Seit 1999 erscheint in der Deutschen Verlags-Anstalt die "Tschechische Bibliothek". In diesem Frühjahr erschien der der 33. und letzte Band, "Die Hunde von Konstantinopel"; sein Autor ist der 1834 in Prag geborene Journalist, Dichter, Dramatiker und Übersetzer Jan Neruda. In deutscher Übersetzung gab es bisher ein einziges Buch von ihm, die "Kleinseitner Geschichten", burleske Genrebilder über die Bewohner der Prager Kleinseite, dem malerischsten Viertel der Stadt. Mit ihnen fand Jan Neruda nicht nur Eingang in die Weltliteratur, er war auch richtungweisend für Generationen tschechischer Erzähler, bis hin zu Hasek und Bohumil Hrabal.
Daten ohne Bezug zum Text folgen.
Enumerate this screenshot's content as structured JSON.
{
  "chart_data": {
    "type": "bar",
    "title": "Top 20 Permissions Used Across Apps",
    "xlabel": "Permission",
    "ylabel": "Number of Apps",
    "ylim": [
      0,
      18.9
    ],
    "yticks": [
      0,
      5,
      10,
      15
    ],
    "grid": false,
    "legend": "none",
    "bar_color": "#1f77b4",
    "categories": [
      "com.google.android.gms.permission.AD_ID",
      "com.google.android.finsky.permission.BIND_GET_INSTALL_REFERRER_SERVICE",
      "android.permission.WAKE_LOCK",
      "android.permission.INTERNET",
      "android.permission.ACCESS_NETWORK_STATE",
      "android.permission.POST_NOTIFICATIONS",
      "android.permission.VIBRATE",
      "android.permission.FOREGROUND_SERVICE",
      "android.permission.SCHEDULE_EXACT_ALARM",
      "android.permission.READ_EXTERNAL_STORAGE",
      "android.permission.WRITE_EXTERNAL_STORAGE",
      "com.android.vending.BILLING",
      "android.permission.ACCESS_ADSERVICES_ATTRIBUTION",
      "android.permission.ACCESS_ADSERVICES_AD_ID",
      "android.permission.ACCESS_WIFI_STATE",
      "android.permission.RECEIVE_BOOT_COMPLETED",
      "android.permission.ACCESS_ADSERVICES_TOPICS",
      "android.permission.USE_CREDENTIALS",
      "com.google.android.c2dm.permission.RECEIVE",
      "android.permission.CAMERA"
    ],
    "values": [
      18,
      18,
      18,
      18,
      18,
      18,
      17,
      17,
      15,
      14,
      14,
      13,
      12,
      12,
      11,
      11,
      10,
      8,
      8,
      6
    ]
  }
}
Von Cornelia Staudacher | 06.08.2007
    Hans Dieter Zimmermann: " Wir haben ihn (natürlich) an den Schluss gesetzt, um einen Schlusspunkt zu haben, sozusagen einen Paukenschlag noch mal zum Schluss. Wir haben mit Hasek angefangen und hören mit Neruda auf. ..... (Also) es gibt eine Reihe von tschechischen Schriftstellern oder sagen wir wenigstens zwei oder drei, die auch in Deutschland relativ bekannt sind, das eine ist natürlich Jaroslav Hasek mit dem Braven Soldaten Schwejk, und der zweite ist wohl Hrabal, und der dritte ist wohl Jan Neruda, denn die "Kleinseitner Geschichten" von Neruda sind schon vor vielen Jahrzehnten übersetzt worden und in Deutschland immer wieder gelesen worden.......Wir wollten natürlich diese drei großen Gestalten in der Tschechischen Bibliothek unterbringen, aber nicht mit Büchern, die eh schon erreichbar sind, und so ist es uns gelungen, zu J. Hasek einen Band zu bringen mit bisher in Deutschland nicht bekannten Texten, frühe Schwejk-Fassungen, also der Ur-Schwejk heißt es, und bei Neruda, den man also für den etwas biedermeierlichen Poeten der Prager Kleinseite, also des Teiles unter der Prager Burg gehalten hat, den zeigen wir hier als einen Kosmopoliten, also einen Mann, der jahrelang durch Europa und die Mittelmeerländer gereist ist und einen so witzigen, klugen und verständnisvollen Blick für all die Ereignisse hat. ..... Er ist auch einer der Begründer des Feuilletons und hat übrigens auch über Egon Erwin Kisch, der natürlich gut Tschechisch konnte und der den berühmten Neruda gelesen hat, auch Einfluss auf das deutsche Feuilleton und auf den deutschen Reportagestil."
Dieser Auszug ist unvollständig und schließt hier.